If the internet feels more crowded than it did this time last year that is because there are millions of new people online. Back in 2005, 16% of the world’s population were logging on; as of June 2017 it ticked over to 51%. When these figures are plotted on a graph the gradient swoops upwards — we are skyrocketing towards the future. If Google X successfully launch Project Loon, it will open up regions previously inaccessible to telecommunication towers and cabling. This could allow the entire population of Earth to have internet access. The internet has all the hallmarks of a society — commerce, social discourse and a shared geographical space. It is considered so integral to everyday life that in June 2016 the UN passed a non-binding resolution making internet access a human right.
While discussing the resolution, the UN assembly expressed concerns about the digital gender divide that exists online. The internet is largely built by men; with only 12% of engineers being women. Despite this, the UN felt that ‘global interconnectedness has great potential to accelerate human progress…and to develop knowledge societies’. But has the internet been built well enough to actually allow progress to happen? Or are we just replicating the same mistakes we make in real life online? Australian suffragette Louise Lawson wrote, ‘Men govern the world and the schemes upon which all our institutions are founded show men’s thoughts only.’ This seems as pertinent today as it did in 1890, with women being treated as the second sex online.

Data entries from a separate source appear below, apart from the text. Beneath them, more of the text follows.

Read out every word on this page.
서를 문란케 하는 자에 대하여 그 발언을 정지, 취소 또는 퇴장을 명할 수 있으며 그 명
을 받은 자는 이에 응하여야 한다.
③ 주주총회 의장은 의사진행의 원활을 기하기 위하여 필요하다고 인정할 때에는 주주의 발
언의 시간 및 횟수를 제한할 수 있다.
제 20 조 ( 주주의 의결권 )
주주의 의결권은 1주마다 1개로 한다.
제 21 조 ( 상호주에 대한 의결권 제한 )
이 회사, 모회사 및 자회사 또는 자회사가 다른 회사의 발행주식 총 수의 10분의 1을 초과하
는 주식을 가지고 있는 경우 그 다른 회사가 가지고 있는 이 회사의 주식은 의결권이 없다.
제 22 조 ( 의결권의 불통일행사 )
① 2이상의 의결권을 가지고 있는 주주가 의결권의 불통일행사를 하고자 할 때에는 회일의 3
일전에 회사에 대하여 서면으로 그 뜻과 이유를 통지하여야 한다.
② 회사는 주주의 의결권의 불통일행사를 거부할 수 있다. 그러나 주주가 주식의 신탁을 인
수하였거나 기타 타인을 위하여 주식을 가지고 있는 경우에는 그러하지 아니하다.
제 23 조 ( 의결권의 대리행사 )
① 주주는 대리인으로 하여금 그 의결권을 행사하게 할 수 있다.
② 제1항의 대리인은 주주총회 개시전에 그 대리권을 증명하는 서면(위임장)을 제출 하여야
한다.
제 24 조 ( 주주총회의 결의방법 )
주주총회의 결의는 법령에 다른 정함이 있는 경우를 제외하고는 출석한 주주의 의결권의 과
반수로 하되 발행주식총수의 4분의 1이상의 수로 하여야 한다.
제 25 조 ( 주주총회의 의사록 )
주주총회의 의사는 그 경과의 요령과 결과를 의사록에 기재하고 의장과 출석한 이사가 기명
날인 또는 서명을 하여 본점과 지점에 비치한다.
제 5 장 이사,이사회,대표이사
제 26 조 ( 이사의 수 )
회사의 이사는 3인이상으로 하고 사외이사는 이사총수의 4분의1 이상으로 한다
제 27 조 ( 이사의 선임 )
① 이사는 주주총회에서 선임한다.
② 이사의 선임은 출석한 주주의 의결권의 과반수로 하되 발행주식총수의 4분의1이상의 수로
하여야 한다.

The role women play in Artificial Intelligence (AI) is as the handmaidens. They are the digital assistants, who speak only if spoken to and meekly carry out orders. Since Apple launched Siri in 2011, other tech companies have followed suit by releasing digital assistants with gendered personas. Amazon’s Alexa and Microsoft’s Cortana both have feminine names and docile female voices as their default setting. This trend continues to gather momentum with 30,000 branded chatbots launched in 2016 with most taking on customer service functions.

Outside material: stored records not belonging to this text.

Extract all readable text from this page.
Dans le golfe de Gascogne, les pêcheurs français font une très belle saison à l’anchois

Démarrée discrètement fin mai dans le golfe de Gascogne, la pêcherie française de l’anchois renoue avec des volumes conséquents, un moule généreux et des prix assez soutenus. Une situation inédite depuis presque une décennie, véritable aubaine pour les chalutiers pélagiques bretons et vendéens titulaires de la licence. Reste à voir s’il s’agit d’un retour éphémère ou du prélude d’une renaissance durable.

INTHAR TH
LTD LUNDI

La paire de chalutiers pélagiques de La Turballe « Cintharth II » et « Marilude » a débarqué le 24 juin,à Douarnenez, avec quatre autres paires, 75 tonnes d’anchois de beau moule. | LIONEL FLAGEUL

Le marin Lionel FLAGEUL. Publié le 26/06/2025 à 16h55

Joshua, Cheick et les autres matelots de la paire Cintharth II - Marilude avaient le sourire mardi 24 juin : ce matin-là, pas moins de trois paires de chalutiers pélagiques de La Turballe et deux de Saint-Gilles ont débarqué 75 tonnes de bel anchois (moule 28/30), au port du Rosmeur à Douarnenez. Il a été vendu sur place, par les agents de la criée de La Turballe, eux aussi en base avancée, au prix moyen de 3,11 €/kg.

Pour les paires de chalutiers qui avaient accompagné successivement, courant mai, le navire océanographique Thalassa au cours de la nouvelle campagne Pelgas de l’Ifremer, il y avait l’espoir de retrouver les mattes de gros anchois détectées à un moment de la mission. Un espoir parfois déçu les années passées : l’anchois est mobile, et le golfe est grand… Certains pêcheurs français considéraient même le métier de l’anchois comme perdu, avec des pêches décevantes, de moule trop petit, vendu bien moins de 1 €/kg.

Even though when asked, Siri insists on being genderless (‘I exist beyond your human concept of gender. In my realm, anything can be anything’) most people use female pronouns when referring to digital assistants. This includes the bastion of grammar, The New York Times. In an article about Facebook’s M, the messenger app was referred to as ‘her’. Given that the editorial staff are known for scrutinising every grammatical decision, this pronoun choice would not have been a lackadaisical slip-up.
This trend to anthropomorphise objects is not new; examples of it have been documented as far back as the 1330s. Writer Adrienne LaFrance explains that naming objects ‘is a way of commenting on the kinds of jobs they do, but it’s also a way for us to express trust in them—which, of course, has everything to do with our comfort level and nothing to do with a machine’s effectiveness.’ It seems that people are comfortable with giving digital servants female personas.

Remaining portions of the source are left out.